Heroes exist for several reasons. They are role models, they inspire to action, they can set unexpected examples of extraordinary courage, resilience, and strength. They remind us of sacrifice for a greater cause - a child’s life or a social movement, and anything in between.
Part of our reflection on how to live our lives can be on these examples. Try it, reflect on the hero you will choose, and the reasons for that choice, and how you may change your behaviours as a result. It may confirm for you a course of action long pondered but never activated. It may remind you of deeds accomplished but not celebrated, or at least not for a long time.
Cultural mythologies have used heroes and their acts (and their opposites, malevolent cowards and traitors) to illustrate the best characteristics of their particular traditions. The Iliad, Odyssey, and Aeneid are Greco-Roman, the Pali Tipitaka is Buddhist,the Bhagavad Gita is Indian. All these texts were initially composed to portray heroic acts that were worthy to be imitated. And they were stories, stories of fabulous people, stories to entertain around a fire, and to inspire in a child’s mind.

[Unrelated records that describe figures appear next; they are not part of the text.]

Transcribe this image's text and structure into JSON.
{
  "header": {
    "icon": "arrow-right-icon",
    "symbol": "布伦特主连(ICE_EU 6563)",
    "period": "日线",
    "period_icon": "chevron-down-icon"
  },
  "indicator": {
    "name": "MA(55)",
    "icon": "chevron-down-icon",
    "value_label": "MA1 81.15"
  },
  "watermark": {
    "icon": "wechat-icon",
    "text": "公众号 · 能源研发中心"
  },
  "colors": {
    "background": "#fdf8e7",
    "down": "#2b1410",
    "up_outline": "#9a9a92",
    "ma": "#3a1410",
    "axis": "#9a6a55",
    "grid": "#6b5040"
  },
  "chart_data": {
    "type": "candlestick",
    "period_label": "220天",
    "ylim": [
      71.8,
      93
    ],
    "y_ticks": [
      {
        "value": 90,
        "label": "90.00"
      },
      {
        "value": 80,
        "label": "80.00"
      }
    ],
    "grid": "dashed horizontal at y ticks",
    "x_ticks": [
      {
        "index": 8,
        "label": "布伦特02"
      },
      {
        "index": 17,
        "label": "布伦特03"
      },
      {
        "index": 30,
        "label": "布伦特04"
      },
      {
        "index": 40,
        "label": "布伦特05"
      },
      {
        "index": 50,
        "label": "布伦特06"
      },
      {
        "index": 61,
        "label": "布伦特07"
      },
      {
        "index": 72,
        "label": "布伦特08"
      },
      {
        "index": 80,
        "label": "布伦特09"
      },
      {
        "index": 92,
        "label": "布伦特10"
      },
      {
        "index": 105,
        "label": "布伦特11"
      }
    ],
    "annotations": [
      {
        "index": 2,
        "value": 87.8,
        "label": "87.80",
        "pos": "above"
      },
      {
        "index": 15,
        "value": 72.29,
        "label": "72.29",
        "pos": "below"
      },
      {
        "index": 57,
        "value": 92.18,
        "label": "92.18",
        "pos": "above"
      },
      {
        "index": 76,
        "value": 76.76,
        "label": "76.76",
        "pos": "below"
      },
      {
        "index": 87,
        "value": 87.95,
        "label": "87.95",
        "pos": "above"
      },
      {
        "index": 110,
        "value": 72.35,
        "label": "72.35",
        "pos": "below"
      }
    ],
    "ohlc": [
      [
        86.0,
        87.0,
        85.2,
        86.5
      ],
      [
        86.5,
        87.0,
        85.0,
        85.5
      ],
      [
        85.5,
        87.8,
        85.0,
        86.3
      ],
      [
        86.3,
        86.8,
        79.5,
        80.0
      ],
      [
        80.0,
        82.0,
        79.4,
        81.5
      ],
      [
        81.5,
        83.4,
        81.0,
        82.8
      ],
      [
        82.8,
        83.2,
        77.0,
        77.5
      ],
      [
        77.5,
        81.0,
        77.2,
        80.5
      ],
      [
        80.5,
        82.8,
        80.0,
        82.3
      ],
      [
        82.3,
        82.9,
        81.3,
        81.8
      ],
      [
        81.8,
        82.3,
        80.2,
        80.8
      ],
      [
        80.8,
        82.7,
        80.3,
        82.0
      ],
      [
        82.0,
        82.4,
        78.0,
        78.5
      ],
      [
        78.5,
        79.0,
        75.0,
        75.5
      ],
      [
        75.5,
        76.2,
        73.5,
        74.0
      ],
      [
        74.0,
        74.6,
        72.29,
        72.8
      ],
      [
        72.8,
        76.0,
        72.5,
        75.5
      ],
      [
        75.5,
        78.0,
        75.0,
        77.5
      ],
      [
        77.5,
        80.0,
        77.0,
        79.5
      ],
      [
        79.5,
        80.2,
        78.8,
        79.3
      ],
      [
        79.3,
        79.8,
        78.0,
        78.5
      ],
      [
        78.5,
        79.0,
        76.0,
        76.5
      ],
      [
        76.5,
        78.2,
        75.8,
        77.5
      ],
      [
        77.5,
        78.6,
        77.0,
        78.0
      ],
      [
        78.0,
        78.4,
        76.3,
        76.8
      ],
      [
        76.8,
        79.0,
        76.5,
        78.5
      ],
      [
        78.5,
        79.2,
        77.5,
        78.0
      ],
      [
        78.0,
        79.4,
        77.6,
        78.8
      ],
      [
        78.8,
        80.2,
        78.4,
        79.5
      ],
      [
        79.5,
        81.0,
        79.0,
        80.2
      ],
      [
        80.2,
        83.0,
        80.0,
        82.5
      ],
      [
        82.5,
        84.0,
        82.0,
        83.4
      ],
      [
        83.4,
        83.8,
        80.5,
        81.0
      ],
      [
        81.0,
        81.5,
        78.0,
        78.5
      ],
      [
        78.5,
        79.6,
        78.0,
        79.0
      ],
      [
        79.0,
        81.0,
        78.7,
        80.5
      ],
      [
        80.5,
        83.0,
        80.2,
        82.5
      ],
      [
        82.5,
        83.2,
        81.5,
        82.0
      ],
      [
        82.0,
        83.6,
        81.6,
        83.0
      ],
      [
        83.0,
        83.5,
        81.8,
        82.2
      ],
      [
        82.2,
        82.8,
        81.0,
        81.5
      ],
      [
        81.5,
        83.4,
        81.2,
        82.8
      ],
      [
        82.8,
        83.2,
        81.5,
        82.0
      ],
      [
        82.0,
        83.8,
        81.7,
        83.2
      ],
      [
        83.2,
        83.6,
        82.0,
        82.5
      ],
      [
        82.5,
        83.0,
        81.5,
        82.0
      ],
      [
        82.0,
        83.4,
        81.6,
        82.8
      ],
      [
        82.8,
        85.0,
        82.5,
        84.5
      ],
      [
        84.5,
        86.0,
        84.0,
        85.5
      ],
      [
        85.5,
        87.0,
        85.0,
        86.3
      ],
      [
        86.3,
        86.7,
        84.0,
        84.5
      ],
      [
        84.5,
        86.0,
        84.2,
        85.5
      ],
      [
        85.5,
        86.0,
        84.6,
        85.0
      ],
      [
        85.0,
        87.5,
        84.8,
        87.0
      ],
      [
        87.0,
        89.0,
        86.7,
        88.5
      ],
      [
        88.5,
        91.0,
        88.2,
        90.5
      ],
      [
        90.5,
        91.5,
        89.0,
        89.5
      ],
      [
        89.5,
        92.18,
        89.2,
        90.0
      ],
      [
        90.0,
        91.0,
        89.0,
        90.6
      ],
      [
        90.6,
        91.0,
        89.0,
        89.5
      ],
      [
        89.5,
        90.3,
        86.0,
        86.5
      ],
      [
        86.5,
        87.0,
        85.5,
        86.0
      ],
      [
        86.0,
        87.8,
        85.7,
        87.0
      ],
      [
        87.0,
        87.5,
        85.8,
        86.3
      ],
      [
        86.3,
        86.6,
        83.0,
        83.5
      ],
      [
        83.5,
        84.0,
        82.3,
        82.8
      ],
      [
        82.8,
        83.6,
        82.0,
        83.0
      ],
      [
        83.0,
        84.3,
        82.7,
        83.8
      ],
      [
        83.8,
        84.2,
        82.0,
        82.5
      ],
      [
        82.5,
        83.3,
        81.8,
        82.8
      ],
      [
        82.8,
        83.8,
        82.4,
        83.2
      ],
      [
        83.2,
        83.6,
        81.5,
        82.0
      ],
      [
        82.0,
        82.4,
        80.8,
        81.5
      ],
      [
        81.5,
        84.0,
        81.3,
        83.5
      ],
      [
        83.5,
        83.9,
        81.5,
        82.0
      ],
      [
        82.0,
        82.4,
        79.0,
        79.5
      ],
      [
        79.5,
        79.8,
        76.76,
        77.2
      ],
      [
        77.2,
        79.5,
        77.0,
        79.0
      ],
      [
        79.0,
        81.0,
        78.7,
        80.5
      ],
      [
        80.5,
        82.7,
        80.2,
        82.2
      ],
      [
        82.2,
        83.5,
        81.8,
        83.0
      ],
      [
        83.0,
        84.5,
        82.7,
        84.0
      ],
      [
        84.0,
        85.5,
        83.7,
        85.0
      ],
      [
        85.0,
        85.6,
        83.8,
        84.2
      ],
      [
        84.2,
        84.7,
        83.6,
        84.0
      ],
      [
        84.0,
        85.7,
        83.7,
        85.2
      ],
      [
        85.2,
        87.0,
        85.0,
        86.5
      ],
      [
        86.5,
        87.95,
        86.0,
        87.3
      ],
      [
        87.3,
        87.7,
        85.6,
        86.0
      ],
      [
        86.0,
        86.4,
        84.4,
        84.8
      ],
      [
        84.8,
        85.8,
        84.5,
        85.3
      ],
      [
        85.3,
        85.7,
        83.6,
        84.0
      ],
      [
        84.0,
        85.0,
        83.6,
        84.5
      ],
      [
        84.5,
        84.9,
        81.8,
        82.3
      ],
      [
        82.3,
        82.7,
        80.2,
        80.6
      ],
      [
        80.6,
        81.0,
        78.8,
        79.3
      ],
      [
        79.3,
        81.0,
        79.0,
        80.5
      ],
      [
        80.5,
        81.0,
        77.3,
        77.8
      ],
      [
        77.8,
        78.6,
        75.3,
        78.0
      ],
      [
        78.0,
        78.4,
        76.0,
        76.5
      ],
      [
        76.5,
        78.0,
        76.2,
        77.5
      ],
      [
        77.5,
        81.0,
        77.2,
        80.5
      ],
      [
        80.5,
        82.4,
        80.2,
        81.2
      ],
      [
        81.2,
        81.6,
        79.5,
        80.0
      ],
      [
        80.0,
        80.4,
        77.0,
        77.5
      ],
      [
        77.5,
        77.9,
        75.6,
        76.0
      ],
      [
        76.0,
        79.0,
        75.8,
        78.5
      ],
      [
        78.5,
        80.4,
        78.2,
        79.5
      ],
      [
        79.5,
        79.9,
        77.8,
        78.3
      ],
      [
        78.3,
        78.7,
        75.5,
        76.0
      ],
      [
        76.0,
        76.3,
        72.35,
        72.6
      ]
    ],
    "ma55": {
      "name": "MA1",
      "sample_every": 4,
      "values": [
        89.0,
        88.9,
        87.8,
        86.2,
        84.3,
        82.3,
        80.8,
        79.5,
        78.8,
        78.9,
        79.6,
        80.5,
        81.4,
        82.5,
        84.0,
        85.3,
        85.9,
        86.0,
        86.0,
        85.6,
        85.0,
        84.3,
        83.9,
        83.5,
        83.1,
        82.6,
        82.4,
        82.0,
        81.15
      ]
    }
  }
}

I have had several heroes in my life though when I was an adult the attachment waned. And has now returned as I age and I admit to being impressionable once more. A boxing captain at big school who encouraged me into the House competition where I exceeded my own expectations. Churchill, at once resilient and transparent, ready to fight, inspire, lead, paint, orate, write histories, and so much more.
And now? A Frenchwoman who died an ignominious death during World War II and yet was as authentic a philosopher as ever lived. Her name is Simone Weil (pronounced, I think, ‘while’) and she captured my attention - and then my imagination - with her unrelenting commitment to living the roles and norms about which she wrote.
Simone believed in the human race, its compassion and grace. This led her in the years between WWI and WWII to socialism. But she did not just pontificate about it, she lived it. She worked on a fishing trawler in the English Channel for months seeking to emulate the awful existence of a working class person. She taught human rights and mathematics to factory workers in France. She enlisted in the Spanish Civil War on the side of the communists and had to retire when she mistakenly put her foot into a dish of hot oil. She drove Charles de Gaulle crazy with her demands to be parachuted into France behind enemy lines so she could assist the Resistance movement.
In short, Simone lived a life of experience, one might call it experiential learning. Which she captured in her notebooks and left them to Albert Camus to publish -
after her death.
Simone’s writings are captivating because they ring true. Her readiness to endure the outcomes of her principles lifts her almost to saintliness.